After he waited out the new storm of weeping, he said, “But I might not do it if I get a few solemn promises from you, with the understanding that the first time you fail to keep them, I throw you to the cops.” She bobbed her head eagerly. “Without telling a soul about this, Mary, you will dig up every scrap of information you can about Betty Dawson, who left here six weeks ago. You will report everything to me you can learn. I want every scrap of gossip about her and what could have happened to her. Do you understand? Good. Also, I want gossip about staff people who may be in some kind of trouble—money trouble, marriage trouble. Don’t try to get in touch with me with any of this. Every once in a while, when I make my rounds, I’ll find you and you’ll have a chance to tell me these things. Keep your ears open. Ask questions. And if you can’t get any information for me, Mary, I’ll take this confession out of my personal private file and make sure you go to jail. Is that clear?”
After he had dismissed the browbeaten woman, he felt soiled and brutal. But he knew he was proceeding in the only possible way. In similar ways, with equivalent threats, he acquired the ears and memory of an electrician on the maintenance staff, a waitress in the coffee shop, a fat and greedy bellhop. Through their whispered disclosures of intrigue between other members of the staff he was able to acquire a bartender, a solarium attendant, a young gardener, a swimming-pool guard. He brought a cold and relentless
pressure down upon them, using their own fear and greed and insecurity to whip them into a great diligence of espionage.

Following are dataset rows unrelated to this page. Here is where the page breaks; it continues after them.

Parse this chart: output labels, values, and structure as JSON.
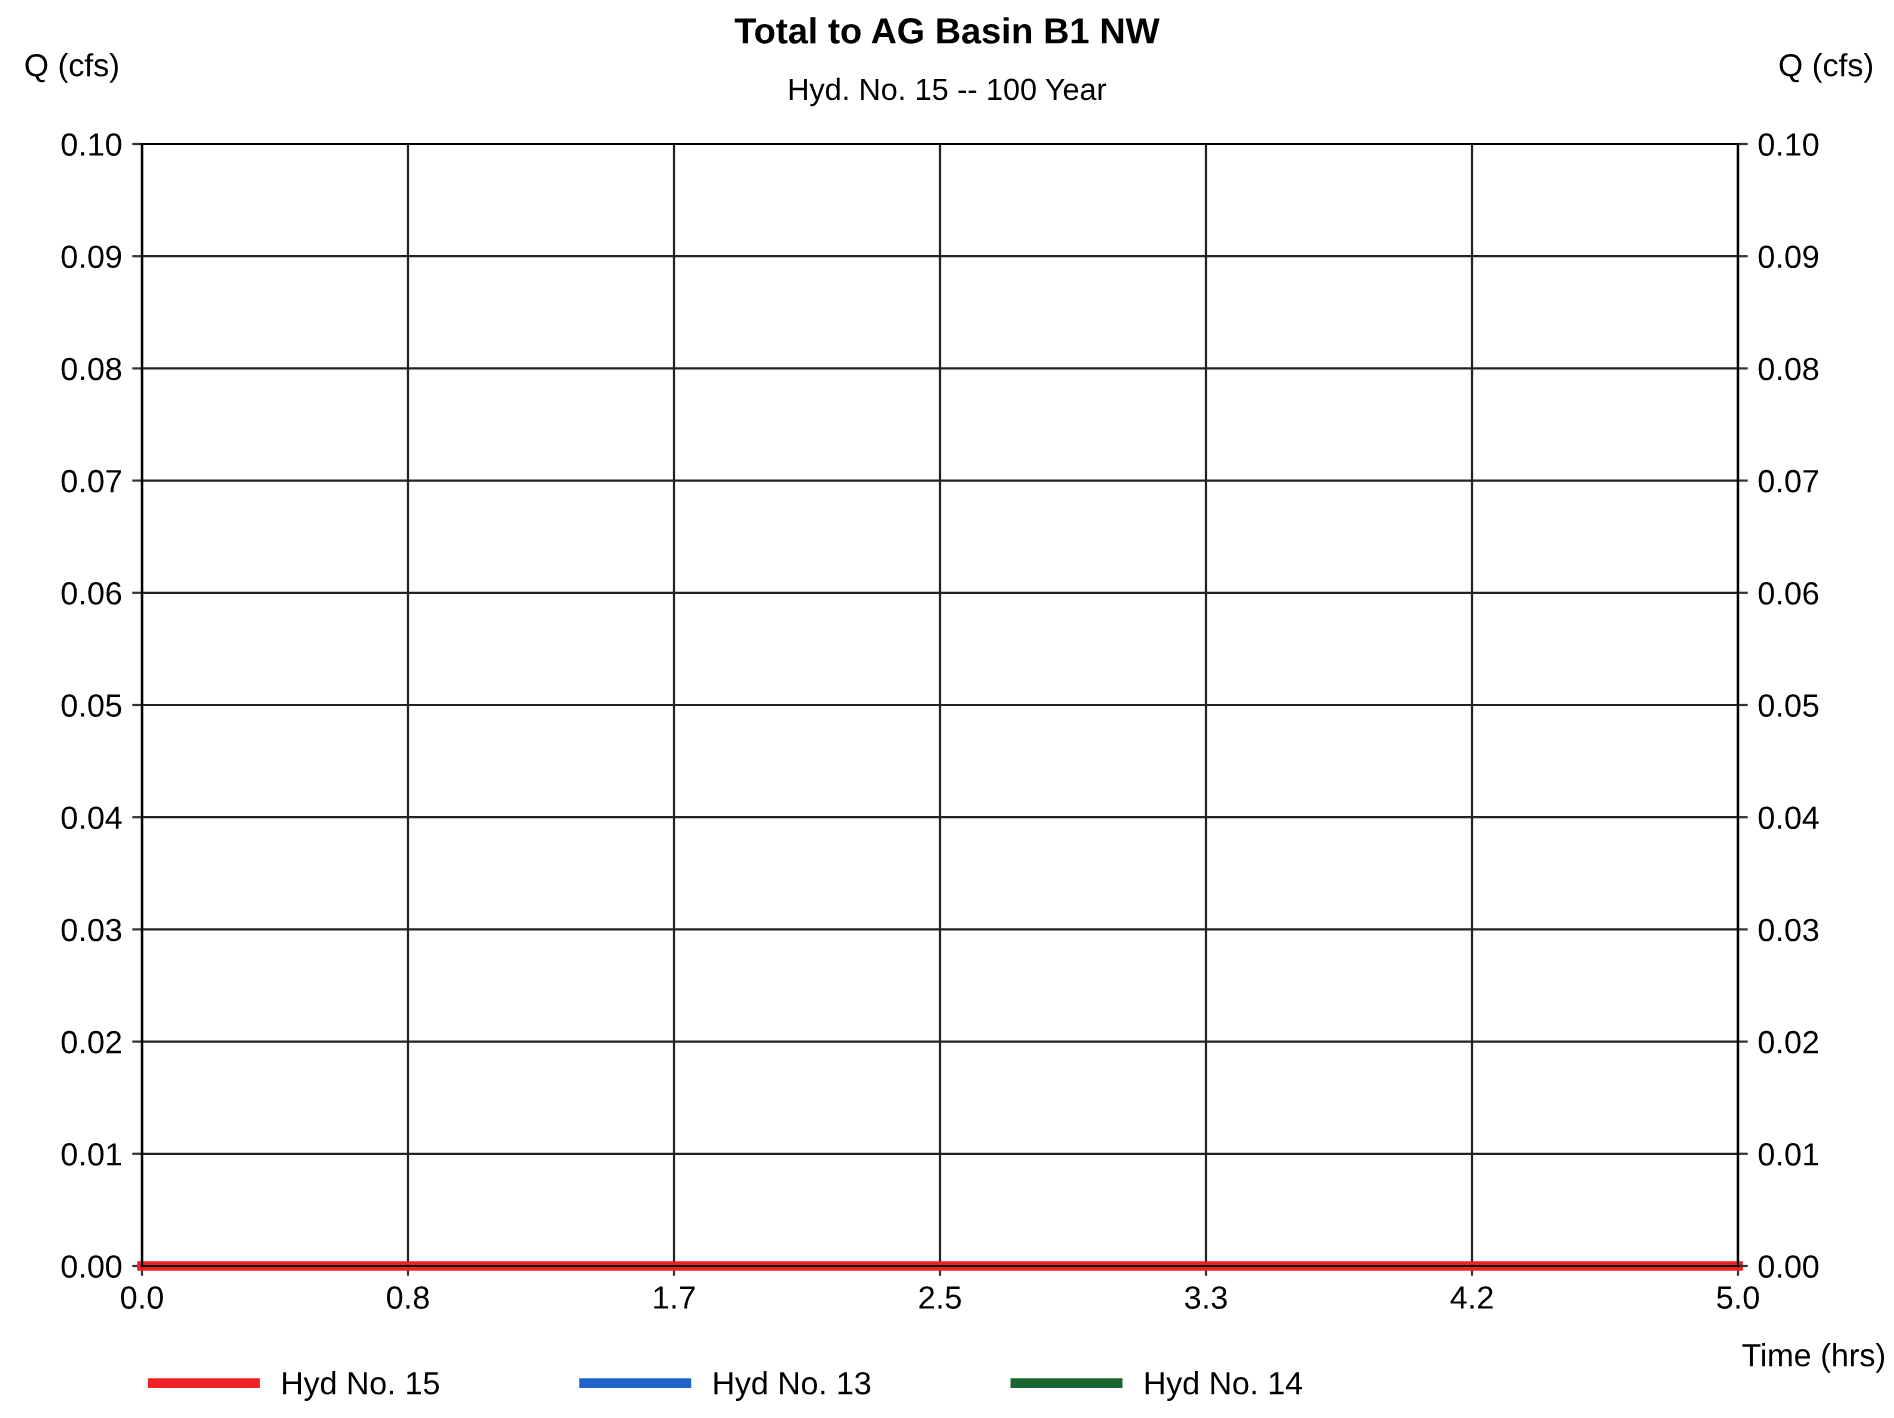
{
  "chart_data": {
    "type": "line",
    "title": "Total to AG Basin B1 NW",
    "subtitle": "Hyd. No. 15 -- 100 Year",
    "xlabel": "Time (hrs)",
    "ylabel": "Q (cfs)",
    "y2label": "Q (cfs)",
    "x": [
      0,
      5
    ],
    "series": [
      {
        "name": "Hyd No. 15",
        "color": "#ee2222",
        "values": [
          0,
          0
        ]
      },
      {
        "name": "Hyd No. 13",
        "color": "#1f63c6",
        "values": [
          null,
          null
        ]
      },
      {
        "name": "Hyd No. 14",
        "color": "#1a6632",
        "values": [
          null,
          null
        ]
      }
    ],
    "xlim": [
      0,
      5
    ],
    "xticks": [
      {
        "value": 0,
        "label": "0.0"
      },
      {
        "value": 0.8333,
        "label": "0.8"
      },
      {
        "value": 1.6667,
        "label": "1.7"
      },
      {
        "value": 2.5,
        "label": "2.5"
      },
      {
        "value": 3.3333,
        "label": "3.3"
      },
      {
        "value": 4.1667,
        "label": "4.2"
      },
      {
        "value": 5,
        "label": "5.0"
      }
    ],
    "ylim": [
      0,
      0.1
    ],
    "yticks": [
      {
        "value": 0,
        "label": "0.00"
      },
      {
        "value": 0.01,
        "label": "0.01"
      },
      {
        "value": 0.02,
        "label": "0.02"
      },
      {
        "value": 0.03,
        "label": "0.03"
      },
      {
        "value": 0.04,
        "label": "0.04"
      },
      {
        "value": 0.05,
        "label": "0.05"
      },
      {
        "value": 0.06,
        "label": "0.06"
      },
      {
        "value": 0.07,
        "label": "0.07"
      },
      {
        "value": 0.08,
        "label": "0.08"
      },
      {
        "value": 0.09,
        "label": "0.09"
      },
      {
        "value": 0.1,
        "label": "0.10"
      }
    ],
    "y2lim": [
      0,
      0.1
    ],
    "y2ticks": [
      {
        "value": 0,
        "label": "0.00"
      },
      {
        "value": 0.01,
        "label": "0.01"
      },
      {
        "value": 0.02,
        "label": "0.02"
      },
      {
        "value": 0.03,
        "label": "0.03"
      },
      {
        "value": 0.04,
        "label": "0.04"
      },
      {
        "value": 0.05,
        "label": "0.05"
      },
      {
        "value": 0.06,
        "label": "0.06"
      },
      {
        "value": 0.07,
        "label": "0.07"
      },
      {
        "value": 0.08,
        "label": "0.08"
      },
      {
        "value": 0.09,
        "label": "0.09"
      },
      {
        "value": 0.1,
        "label": "0.10"
      }
    ],
    "grid": true,
    "legend": "bottom",
    "marker": "none",
    "line_style": "solid"
  }
}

As, piece by piece, a horrid picture began to form, he could not permit himself to realize that he was getting this information about the woman he loved. He had to steel himself to a special objectivity. The full emotional significance was there, like a presence a half step behind him, but he could not let himself turn and look into its face, because he sensed that it would break him.
He noted down each significant fragment, and as the picture began to form it provided clues to the areas where he should intensify the pressure.

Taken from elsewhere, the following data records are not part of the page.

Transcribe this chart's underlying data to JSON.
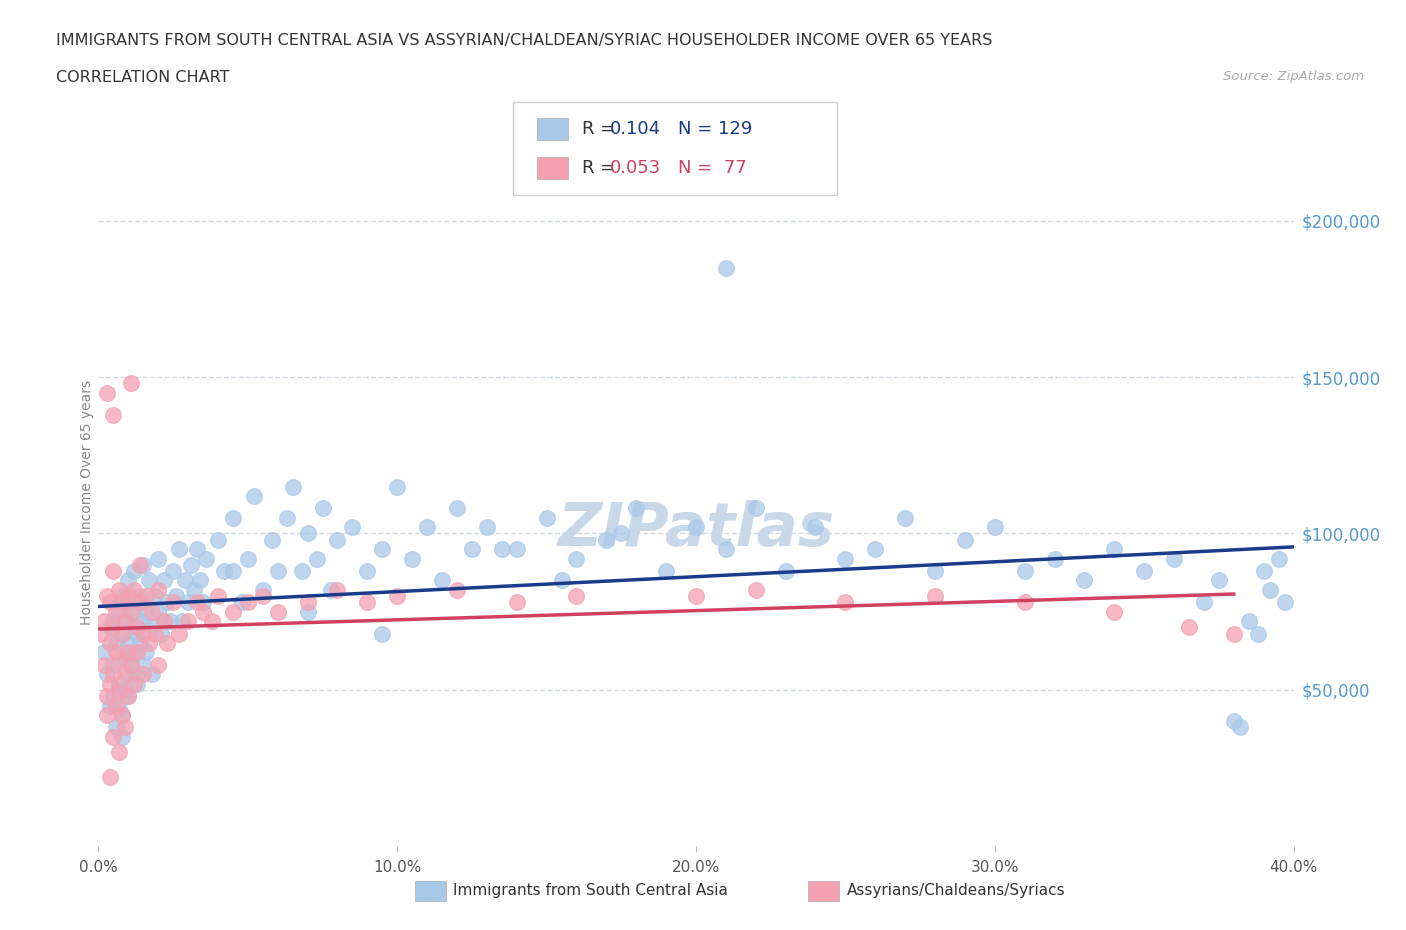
{
  "title_line1": "IMMIGRANTS FROM SOUTH CENTRAL ASIA VS ASSYRIAN/CHALDEAN/SYRIAC HOUSEHOLDER INCOME OVER 65 YEARS",
  "title_line2": "CORRELATION CHART",
  "source_text": "Source: ZipAtlas.com",
  "ylabel": "Householder Income Over 65 years",
  "xlim": [
    0.0,
    0.4
  ],
  "ylim": [
    0,
    220000
  ],
  "xtick_labels": [
    "0.0%",
    "10.0%",
    "20.0%",
    "30.0%",
    "40.0%"
  ],
  "xtick_values": [
    0.0,
    0.1,
    0.2,
    0.3,
    0.4
  ],
  "ytick_labels": [
    "$50,000",
    "$100,000",
    "$150,000",
    "$200,000"
  ],
  "ytick_values": [
    50000,
    100000,
    150000,
    200000
  ],
  "blue_R": 0.104,
  "blue_N": 129,
  "pink_R": 0.053,
  "pink_N": 77,
  "blue_color": "#a8c8e8",
  "pink_color": "#f4a0b0",
  "blue_line_color": "#1a3a8a",
  "pink_line_color": "#d04060",
  "legend_box_blue": "#a8c8e8",
  "legend_box_pink": "#f4a0b0",
  "watermark": "ZIPatlas",
  "watermark_color": "#c8d8e8",
  "grid_color": "#d0d8e0",
  "background_color": "#ffffff",
  "title_color": "#333333",
  "axis_label_color": "#888888",
  "ytick_color": "#5599cc",
  "xtick_color": "#555555",
  "blue_scatter_x": [
    0.002,
    0.003,
    0.004,
    0.004,
    0.005,
    0.005,
    0.005,
    0.006,
    0.006,
    0.007,
    0.007,
    0.007,
    0.008,
    0.008,
    0.008,
    0.008,
    0.009,
    0.009,
    0.009,
    0.01,
    0.01,
    0.01,
    0.01,
    0.01,
    0.011,
    0.011,
    0.012,
    0.012,
    0.012,
    0.013,
    0.013,
    0.014,
    0.014,
    0.015,
    0.015,
    0.015,
    0.016,
    0.016,
    0.017,
    0.018,
    0.018,
    0.019,
    0.02,
    0.02,
    0.021,
    0.022,
    0.023,
    0.024,
    0.025,
    0.026,
    0.027,
    0.028,
    0.029,
    0.03,
    0.031,
    0.032,
    0.033,
    0.034,
    0.035,
    0.036,
    0.04,
    0.042,
    0.045,
    0.048,
    0.05,
    0.052,
    0.055,
    0.058,
    0.06,
    0.063,
    0.065,
    0.068,
    0.07,
    0.073,
    0.075,
    0.078,
    0.08,
    0.085,
    0.09,
    0.095,
    0.1,
    0.105,
    0.11,
    0.115,
    0.12,
    0.125,
    0.13,
    0.14,
    0.15,
    0.16,
    0.17,
    0.18,
    0.19,
    0.2,
    0.21,
    0.22,
    0.23,
    0.24,
    0.25,
    0.26,
    0.27,
    0.28,
    0.29,
    0.3,
    0.31,
    0.32,
    0.33,
    0.34,
    0.35,
    0.36,
    0.37,
    0.375,
    0.38,
    0.382,
    0.385,
    0.388,
    0.39,
    0.392,
    0.395,
    0.397,
    0.21,
    0.175,
    0.155,
    0.135,
    0.095,
    0.07,
    0.045,
    0.022,
    0.013
  ],
  "blue_scatter_y": [
    62000,
    55000,
    70000,
    45000,
    58000,
    72000,
    48000,
    65000,
    38000,
    75000,
    52000,
    44000,
    68000,
    42000,
    80000,
    35000,
    60000,
    50000,
    72000,
    65000,
    78000,
    55000,
    48000,
    85000,
    70000,
    58000,
    75000,
    62000,
    88000,
    68000,
    52000,
    80000,
    65000,
    72000,
    58000,
    90000,
    75000,
    62000,
    85000,
    70000,
    55000,
    80000,
    75000,
    92000,
    68000,
    85000,
    78000,
    72000,
    88000,
    80000,
    95000,
    72000,
    85000,
    78000,
    90000,
    82000,
    95000,
    85000,
    78000,
    92000,
    98000,
    88000,
    105000,
    78000,
    92000,
    112000,
    82000,
    98000,
    88000,
    105000,
    115000,
    88000,
    100000,
    92000,
    108000,
    82000,
    98000,
    102000,
    88000,
    95000,
    115000,
    92000,
    102000,
    85000,
    108000,
    95000,
    102000,
    95000,
    105000,
    92000,
    98000,
    108000,
    88000,
    102000,
    95000,
    108000,
    88000,
    102000,
    92000,
    95000,
    105000,
    88000,
    98000,
    102000,
    88000,
    92000,
    85000,
    95000,
    88000,
    92000,
    78000,
    85000,
    40000,
    38000,
    72000,
    68000,
    88000,
    82000,
    92000,
    78000,
    185000,
    100000,
    85000,
    95000,
    68000,
    75000,
    88000,
    72000,
    55000
  ],
  "pink_scatter_x": [
    0.001,
    0.002,
    0.002,
    0.003,
    0.003,
    0.003,
    0.004,
    0.004,
    0.004,
    0.005,
    0.005,
    0.005,
    0.005,
    0.006,
    0.006,
    0.006,
    0.007,
    0.007,
    0.007,
    0.008,
    0.008,
    0.008,
    0.009,
    0.009,
    0.01,
    0.01,
    0.01,
    0.011,
    0.011,
    0.012,
    0.012,
    0.013,
    0.013,
    0.014,
    0.015,
    0.015,
    0.016,
    0.017,
    0.018,
    0.019,
    0.02,
    0.02,
    0.022,
    0.023,
    0.025,
    0.027,
    0.03,
    0.033,
    0.035,
    0.038,
    0.04,
    0.045,
    0.05,
    0.055,
    0.06,
    0.07,
    0.08,
    0.09,
    0.1,
    0.12,
    0.14,
    0.16,
    0.2,
    0.22,
    0.25,
    0.28,
    0.31,
    0.34,
    0.365,
    0.38,
    0.003,
    0.005,
    0.007,
    0.009,
    0.011,
    0.014,
    0.004
  ],
  "pink_scatter_y": [
    68000,
    58000,
    72000,
    48000,
    80000,
    42000,
    65000,
    52000,
    78000,
    35000,
    70000,
    55000,
    88000,
    62000,
    45000,
    75000,
    60000,
    82000,
    50000,
    68000,
    78000,
    42000,
    72000,
    55000,
    80000,
    62000,
    48000,
    75000,
    58000,
    82000,
    52000,
    70000,
    62000,
    78000,
    68000,
    55000,
    80000,
    65000,
    75000,
    68000,
    82000,
    58000,
    72000,
    65000,
    78000,
    68000,
    72000,
    78000,
    75000,
    72000,
    80000,
    75000,
    78000,
    80000,
    75000,
    78000,
    82000,
    78000,
    80000,
    82000,
    78000,
    80000,
    80000,
    82000,
    78000,
    80000,
    78000,
    75000,
    70000,
    68000,
    145000,
    138000,
    30000,
    38000,
    148000,
    90000,
    22000
  ]
}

At five o’clock on the fifteenth day of June, a Wednesday, Jane Sanderson marched to his desk, sat in the chair, looked at him with anger and curiosity and said, “Don’t you think it’s about time you told me what the hell you’re doing?”
“What do you mean?”
“Oh, so bland and so innocent! For God’s sake, Hugh, in two lousy weeks you’ve turned this whole place into a ferment of fear and confusion. Ladori is quietly job-hunting. People were in danger of liking you so much they tried to do their best for you. But all of a sudden you don’t give a damn about performance. People are scared of you. You have pets. So we’re getting guest complaints by the bale.”
“Jane, honestly, I can’t tell you what I’m doing or why I’m doing it. There’s only one thing I can tell you. It won’t last much longer.”

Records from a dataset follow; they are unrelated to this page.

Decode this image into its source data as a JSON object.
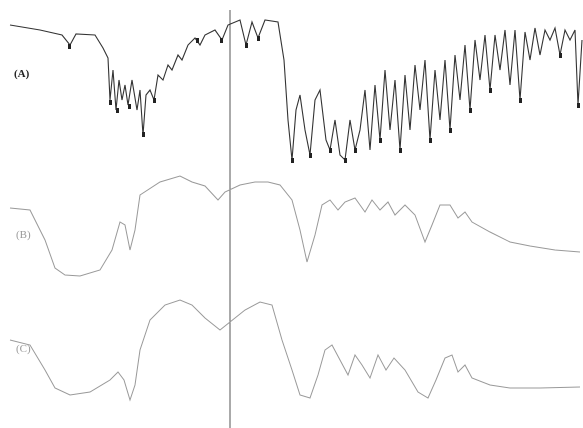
{
  "panels": [
    {
      "label": "(A)"
    },
    {
      "label": "(B)"
    },
    {
      "label": "(C)"
    }
  ]
}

“Do you realize how long it will take to undo what you’re doing?”
“A long time.”
“In another month we’ll be right back where we started.”
“I know that too.”
“But
why
are you doing this?”
“The reason is important.”
She sighed. “I give up. Some day, let me in on these things, huh?”
That same evening he sat at the small desk in his room on the second floor and carefully wrote out, in no special order, a series of statements. Though he had no proof of any of them, he believed them to be true.
1. There exists somewhere, away from the hotel, a special place to which big winners are enticed for purposes of blackmail.
2. Betty assisted Hanes in such projects.
3. Hanes, with Marta’s knowledge and approval, had and
perhaps still has unsavory still pictures or tapes or movies proving Betty’s complicity in this blackmail operation.